How would you handle map-reduce type of tool calls where you have a lot of parallel tools that you want to merge later on? What’s a good way to scale that without running into API limits?

Are you working on a product or doing consulting?
Consulting: goldenwordai.com

Product (Unreleased): silverletterai.com

It was called tool use before ChatGpt existed.
I really like the stuff coming from Cohere.

I know they're not considered the leader in the foundational model space, but their developer documentation is great, their api is really nice to use, and they have a set of products that really differentiate themselves from OpenAI and Anthropic and others. I'm rooting for the success of this company.

That said, we as an industry need to be moving away from langchain, not more deeply embedding ourselves in that monstrosity. It’s just way too much of its own thing now and you can totally start to see how the VC funding is shaping their incentives. They put everyone who uses it in a position of massive technical debt, create more abstractions like langgraph to lock people into their tools and then and then create paid tools on top of it to solve the problems that they created (langsmith).

You don't need to use langchain with Cohere, it's just nice for demos since Langchain comes with pre-built tools.

Check out the examples here: https://docs.cohere.com/docs/multi-step-tool-use

and this notebook https://github.com/cohere-ai/notebooks/blob/main/notebooks/a...

  massive technical debt
  create more abstractions
  create paid tools.. to solve the problems that they created
Ouroboros worked so well for k8s!
On the one hand yes, that can happen.

On the other hand, it may be a legitimate monetization strategy for Open Source libraries.

Additionally, Langchain does have a role on R&D, you can use it for experimental projects. Simply deduct the self-preservating aspects of it and try to learn from its ideas, test them in non-critical projects. If it works, you can then easily replicate it with an internal tool or just plain code.

Also, it's an Open Source library, how much vendor-lock can you have if you control the code and the server? The actual dependency is on the LLM provider, and if you use something like Meta's LLama you can self-host it as well.

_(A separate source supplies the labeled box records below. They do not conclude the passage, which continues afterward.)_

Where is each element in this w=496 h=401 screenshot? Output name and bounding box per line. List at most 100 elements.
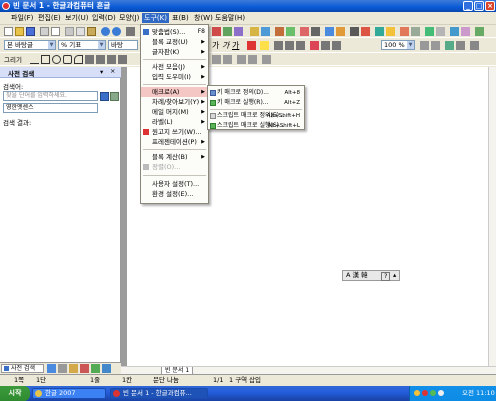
redo-icon[interactable] [112,27,121,36]
help-icon[interactable] [450,27,459,36]
menu-item-preferences[interactable]: 환경 설정(E)... [141,189,208,199]
panel-tab-icon-2[interactable] [58,364,67,373]
save-icon[interactable] [26,27,35,36]
panel-close-icon[interactable]: × [110,67,115,75]
tray-icon-1[interactable] [414,390,420,396]
hwp-app-icon[interactable] [2,2,10,10]
menu-format[interactable]: 모양(J) [117,13,141,23]
ime-toolbar[interactable]: A 漢 韓 ? ▴ [342,270,400,281]
equation-icon[interactable] [275,27,284,36]
dictionary-select[interactable]: 영한엣센스 [3,103,98,113]
menu-item-dictionaries[interactable]: 사전 모음(J) ▶ [141,62,208,72]
panel-tab-icon-4[interactable] [80,364,89,373]
menu-item-spellcheck[interactable]: 맞춤법(S)... F8 [141,27,208,37]
ellipse-icon[interactable] [52,55,61,64]
menu-window[interactable]: 창(W) [192,13,215,23]
linestyle-icon[interactable] [223,55,232,64]
macro-item-script-run[interactable]: 스크립트 매크로 실행(S)... Alt+Shift+L [208,121,304,131]
tool-icon[interactable] [461,27,470,36]
grid-icon[interactable] [350,27,359,36]
open-folder-icon[interactable] [15,27,24,36]
paste-icon[interactable] [87,27,96,36]
hyperlink-icon[interactable] [286,27,295,36]
shadow-icon[interactable] [237,55,246,64]
font-color-icon[interactable] [247,41,256,50]
memo-icon[interactable] [361,27,370,36]
border-icon[interactable] [470,41,479,50]
page-icon[interactable] [311,27,320,36]
order-icon[interactable] [262,55,271,64]
extra-icon[interactable] [475,27,484,36]
tray-icon-3[interactable] [430,390,436,396]
macro-item-key-run[interactable]: 키 매크로 실행(R)... Alt+Z [208,98,304,108]
menu-item-user-settings[interactable]: 사용자 설정(T)... [141,179,208,189]
settings-icon[interactable] [436,27,445,36]
close-button[interactable]: × [485,1,495,11]
justify-icon[interactable] [321,41,330,50]
textbox-icon[interactable] [261,27,270,36]
horizontal-scrollbar[interactable]: 빈 문서 1 [121,366,496,376]
align-right-icon[interactable] [296,41,305,50]
bold-icon[interactable]: 가 [212,40,219,51]
print-icon[interactable] [40,27,49,36]
menu-item-manuscript[interactable]: 원고지 쓰기(W)... [141,127,208,137]
taskbar-item-hangul[interactable]: 한글 2007 [32,388,106,399]
bookmark-icon[interactable] [300,27,309,36]
ime-options-icon[interactable]: ▴ [393,271,396,280]
arc-icon[interactable] [74,55,83,64]
start-button[interactable]: 시작 [0,386,30,401]
rotate-icon[interactable] [118,55,127,64]
table-icon[interactable] [212,27,221,36]
ime-help[interactable]: ? [381,272,391,281]
linespacing-icon[interactable] [445,41,454,50]
menu-item-macro[interactable]: 매크로(A) ▶ [141,87,208,97]
para-icon[interactable] [456,41,465,50]
search-icon[interactable] [100,92,109,101]
maximize-button[interactable]: □ [474,1,484,11]
tray-icon-2[interactable] [422,390,428,396]
select-icon[interactable] [107,55,116,64]
find-icon[interactable] [126,27,135,36]
spell-icon[interactable] [375,27,384,36]
menu-item-block-correct[interactable]: 블록 교정(U) ▶ [141,37,208,47]
curve-icon[interactable] [96,55,105,64]
indent-icon[interactable] [420,41,429,50]
polygon-icon[interactable] [85,55,94,64]
menu-item-input-helper[interactable]: 입력 도우미(I) ▶ [141,72,208,82]
line-icon[interactable] [30,55,39,64]
underline-icon[interactable]: 가 [232,40,239,51]
menu-item-mail-merge[interactable]: 메일 머지(M) ▶ [141,107,208,117]
dict-icon[interactable] [411,27,420,36]
menu-item-toc[interactable]: 차례/찾아보기(Y) ▶ [141,97,208,107]
highlight-icon[interactable] [260,41,269,50]
search-options-icon[interactable] [110,92,119,101]
tab-dictionary[interactable]: 사전 검색 [1,364,44,373]
font-combo[interactable]: 바탕 [108,40,138,50]
copy-icon[interactable] [76,27,85,36]
menu-item-presentation[interactable]: 프레젠테이션(P) ▶ [141,137,208,147]
rounded-rect-icon[interactable] [63,55,72,64]
tray-icon-4[interactable] [438,390,444,396]
undo-icon[interactable] [101,27,110,36]
panel-menu-icon[interactable]: ▾ [100,68,103,76]
fill-icon[interactable] [212,55,221,64]
cut-icon[interactable] [65,27,74,36]
column-icon[interactable] [325,27,334,36]
taskbar-item-document[interactable]: 빈 문서 1 - 한글과컴퓨... [110,388,208,399]
menu-help[interactable]: 도움말(H) [213,13,247,23]
align-left-icon[interactable] [274,41,283,50]
new-doc-icon[interactable] [4,27,13,36]
zoom-combo[interactable]: 100 % ▼ [381,40,415,50]
image-icon[interactable] [234,27,243,36]
menu-item-label-print[interactable]: 라벨(L) ▶ [141,117,208,127]
minimize-button[interactable]: _ [463,1,473,11]
menu-table[interactable]: 표(B) [170,13,191,23]
panel-tab-icon-3[interactable] [69,364,78,373]
distribute-icon[interactable] [332,41,341,50]
panel-tab-icon-6[interactable] [102,364,111,373]
menu-item-sort[interactable]: 정렬(O)... [141,162,208,172]
menu-item-block-calc[interactable]: 블록 계산(B) ▶ [141,152,208,162]
ime-mode[interactable]: A 漢 韓 [346,271,368,280]
menu-view[interactable]: 보기(U) [63,13,90,23]
rect-icon[interactable] [41,55,50,64]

Do you use another library instead?
From the tooling perspective I’ve built my own.

Recently, I've been toying around with litellm which, so far, strikes me as the right level of abstraction. I like building my own stuff but writing api wrappers just suck.

I’ve also been toying around with Instructor for structured output as well. It’s incredibly convenient, but I haven’t used it for any production stuff because I don’t feel comfortable with the prompting aspect yet.

+1 for LiteLLM as well, I've been experimenting with LiteLLM for integrating multiple LLM providers and building my own AI chatbot, which is evolving into a multimodal AI chatbot. It's been a positive experience so far. [0]

On the other hand, I found Langchain less impressive. It feels somewhat vague and not very beginner-friendly, catering more to intermediate users.

[0] https://github.com/vinhnx/VT.ai

Dify.ai is great
The sample notebook linked from the post is a 404

https://github.com/cohere-ai/notebooks/blob/main/notebooks/D...

It feels like the industry is heading towards automating everything using non-deterministic black boxes stuck together with proprietary glue.
It's something that we know it will backfire very spectacularly, but might happen anyway. I could see this backfire and have a industry wide reversal to other technologies. I have a gut feeling that already happened in other areas, like companies going back to bare-metal, but it's not really the best example sine cloud was and still is the best solution for most companies.

Does anyone with more experience than me have memories of similar things happening? Where a technology was hyped and adopted anywhere until something happened that caused an industry-wide reversal to more established ways of doing things?

Sensational news: LLM can flip multiple bits at once with one request! This is so awesome. How could our CPUs ever work without LLMs built in? I bet IBM had a secret LLM whisperer in all of their mainframes. To this day.